Toplumsal Maliyet Hesabı Yapılmalıdır.
Bilimsel araştırmalar göstermektedir ki termik santralin çevreye, toprağa, doğal dokuya, insan sağlığına vereceği zarar ve bu zarar için harcanacak para, işletme maliyetine eklendiğinde zararının faydasından çok daha fazladır. Termik santraller kullanımı konusundaki resmi ve endüstriyel baskılara karşın, çevresel maliyetleri çok daha düşük olan yenilenebilir enerji kaynakları ve enerji verimliliği teknolojilerinin büyük bir potansiyel oluşturduğu bilim insanlarınca ortaya konulmaktadır. Yapılan en son araştırmalardan biri, rüzgar enerjisinin maliyetinin artık fosil yakıtlardan daha az olduğunu ve fosil yakıttan rüzgara geçişin, sağlık, çevre ve enerji sorunlarına daha olumlu bir çözüm olacağını göstermektedir . (Örneğin: 1973 yılından bu yana, akciğer kararması olarak tanımlanan hastalık nedeniyle ABD federal hükümetinin yürüttüğü sağlık programının maliyeti 35 milyar dolardır.) Fosil yakıtlar yakıldığında çevreye yayılan maddeler asit yağmurları, küresel ısınma nedenidir; havadaki parçacıklar astım, solunum yolu hastalıkları, kalp hastalıkları ve ölümlere yol açmaktadır.Termik santrallerin insan sağlığına etkisinin giderilmesi nedeniyle yapılacak sağlık,sosyal güvenlik harcamaları toplumsal maliyet hesabı olarak yapılmalıdır.

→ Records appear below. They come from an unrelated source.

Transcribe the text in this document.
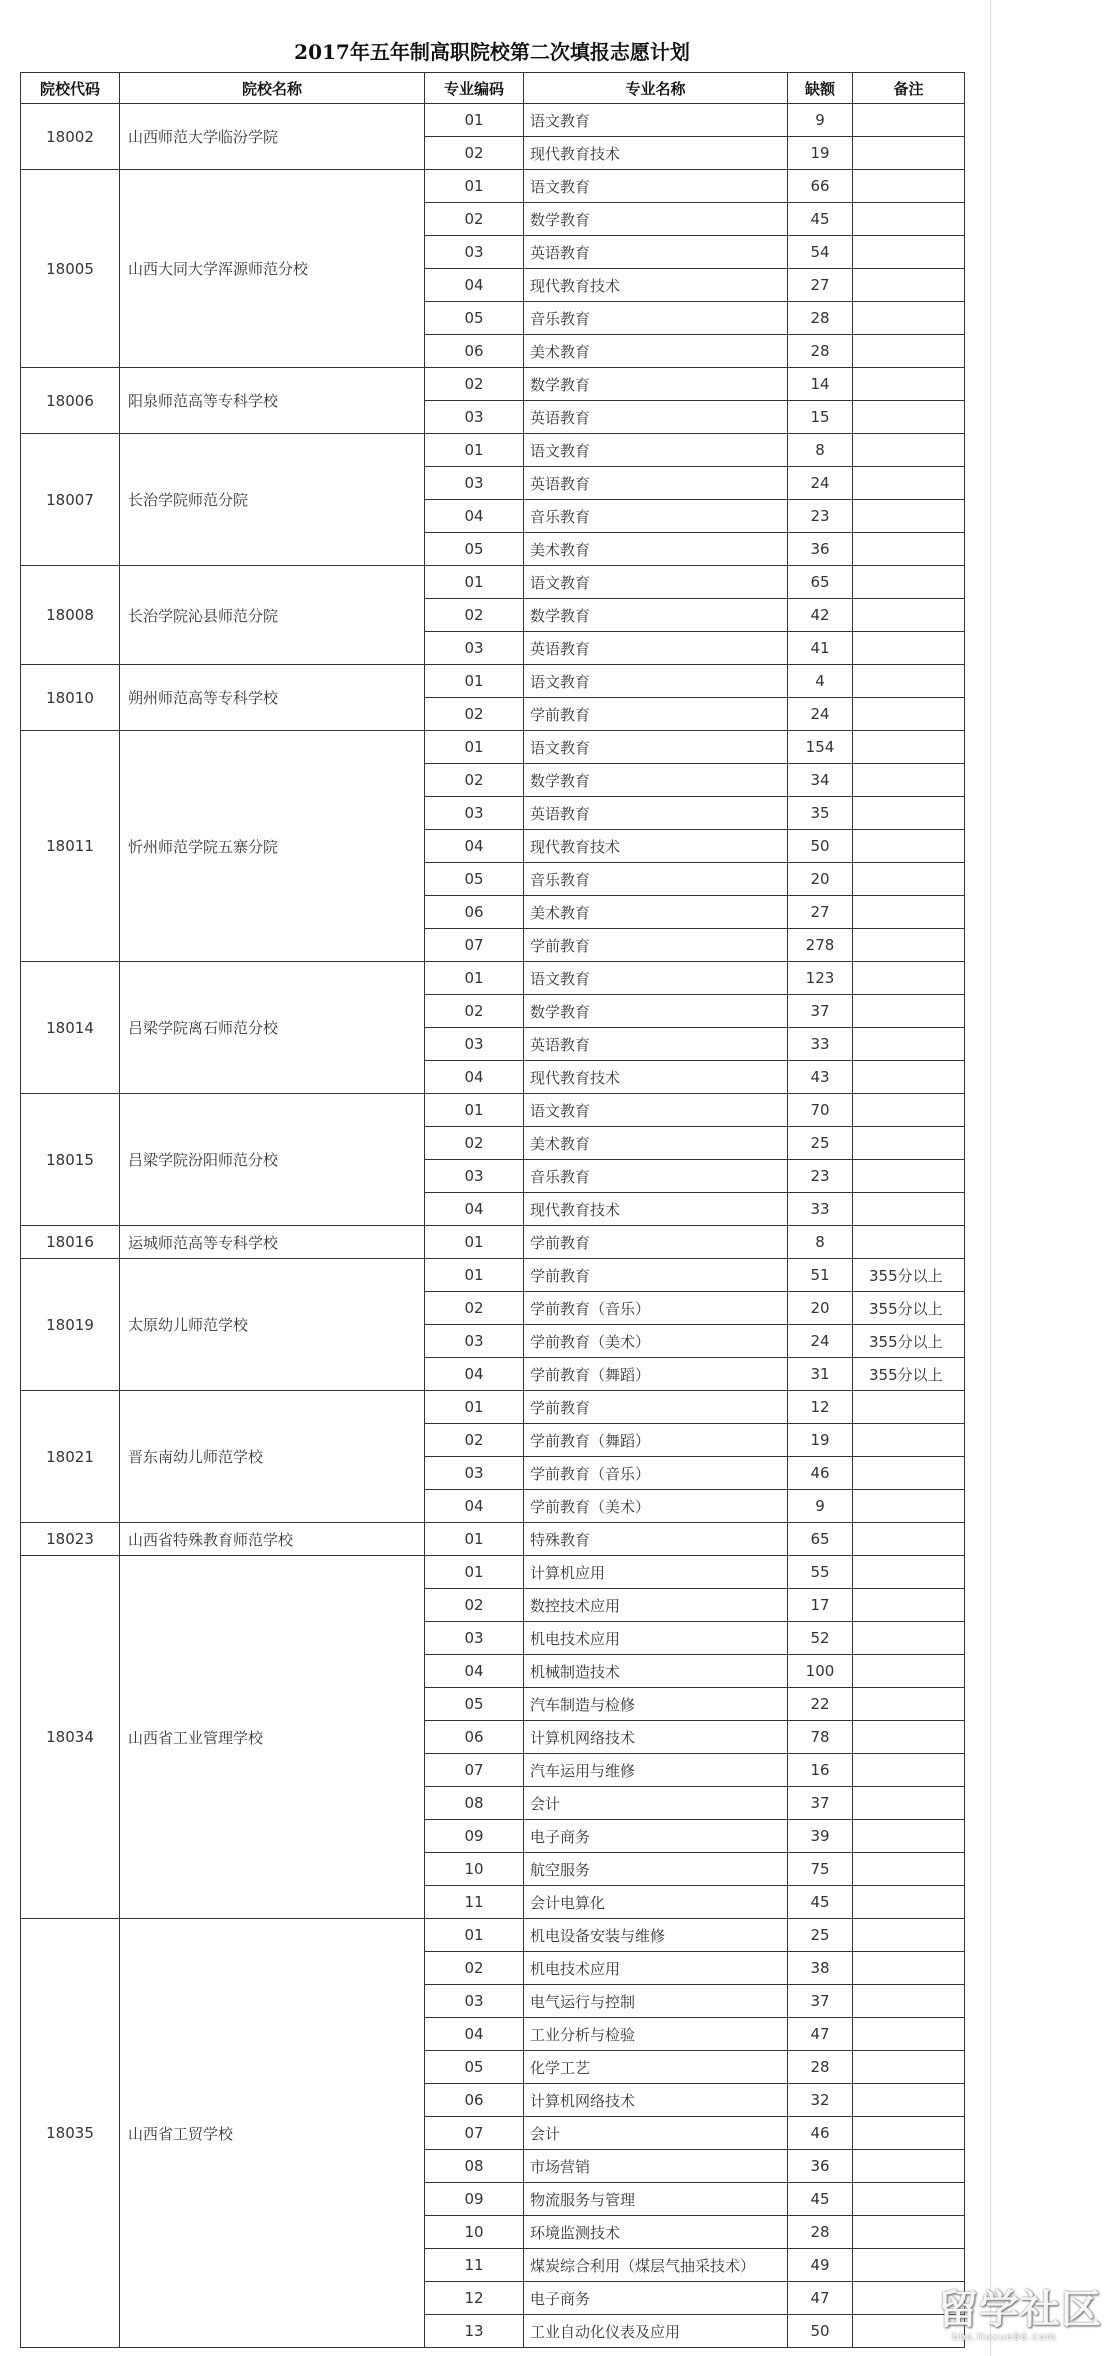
2017年五年制高职院校第二次填报志愿计划
院校代码	院校名称	专业编码	专业名称	缺额	备注
18002	山西师范大学临汾学院	01	语文教育	9	
		02	现代教育技术	19	
18005	山西大同大学浑源师范分校	01	语文教育	66	
		02	数学教育	45	
		03	英语教育	54	
		04	现代教育技术	27	
		05	音乐教育	28	
		06	美术教育	28	
18006	阳泉师范高等专科学校	02	数学教育	14	
		03	英语教育	15	
18007	长治学院师范分院	01	语文教育	8	
		03	英语教育	24	
		04	音乐教育	23	
		05	美术教育	36	
18008	长治学院沁县师范分院	01	语文教育	65	
		02	数学教育	42	
		03	英语教育	41	
18010	朔州师范高等专科学校	01	语文教育	4	
		02	学前教育	24	
18011	忻州师范学院五寨分院	01	语文教育	154	
		02	数学教育	34	
		03	英语教育	35	
		04	现代教育技术	50	
		05	音乐教育	20	
		06	美术教育	27	
		07	学前教育	278	
18014	吕梁学院离石师范分校	01	语文教育	123	
		02	数学教育	37	
		03	英语教育	33	
		04	现代教育技术	43	
18015	吕梁学院汾阳师范分校	01	语文教育	70	
		02	美术教育	25	
		03	音乐教育	23	
		04	现代教育技术	33	
18016	运城师范高等专科学校	01	学前教育	8	
18019	太原幼儿师范学校	01	学前教育	51	355分以上
		02	学前教育（音乐）	20	355分以上
		03	学前教育（美术）	24	355分以上
		04	学前教育（舞蹈）	31	355分以上
18021	晋东南幼儿师范学校	01	学前教育	12	
		02	学前教育（舞蹈）	19	
		03	学前教育（音乐）	46	
		04	学前教育（美术）	9	
18023	山西省特殊教育师范学校	01	特殊教育	65	
18034	山西省工业管理学校	01	计算机应用	55	
		02	数控技术应用	17	
		03	机电技术应用	52	
		04	机械制造技术	100	
		05	汽车制造与检修	22	
		06	计算机网络技术	78	
		07	汽车运用与维修	16	
		08	会计	37	
		09	电子商务	39	
		10	航空服务	75	
		11	会计电算化	45	
18035	山西省工贸学校	01	机电设备安装与维修	25	
		02	机电技术应用	38	
		03	电气运行与控制	37	
		04	工业分析与检验	47	
		05	化学工艺	28	
		06	计算机网络技术	32	
		07	会计	46	
		08	市场营销	36	
		09	物流服务与管理	45	
		10	环境监测技术	28	
		11	煤炭综合利用（煤层气抽采技术）	49	
		12	电子商务	47	
		13	工业自动化仪表及应用	50		留学社区
bbs.liuxue86.com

Gelişen Çevre Bilinci ve Hak Arama Yolları Dikkate Alınmalıdır.
Gelişen çevre bilinci ve kişisel hak arama yollarının ve duyarlılığının artması , ülkemizin imzaladığı uluslararası sözleşmelerin getirdiği yükümlülükler sonucu termik santrallerin insan sağlığına ve çevreye verdikleri zararlar nedeniyle, tazminat davaları açılmakta yerel mahkemelerce verilen zarar tespit edildikten sonra termik santral işleticileri tazminatlara mahkum edilmektedir.Afşin-Elbistan Termik Santralinin toprak da yarattığı değer kaybı nedeniyle bir çiftçinin 110.000,00.TL’lık tazminat kazanması bunun sadece bir örneğidir. Şimdiye kadar, termik santrallerin uranyum kirliliğine sebep olduğu konusunda yeterli bilimsel araştırma yapılmadığı için göz ardı edilmiş, Afşin yöresinde uranyum kirliliği tesbit edilmiştir. Uranyum ve ağır metaller bilinen en kansorejen maddelerdir. Anılan termik santral aleyhine onlarca tazminat davasının yargılaması devam etmektedir. Termik santralin işletilmesi nedeniyle çevreye,toprağa, tarımsal üretime vereceği muhakkak olan zararlar nedeniyle açılacak maddi tazminat davalarının da toplumsal maliyet hesaplanmasında dikkate alınması gerekmektedir.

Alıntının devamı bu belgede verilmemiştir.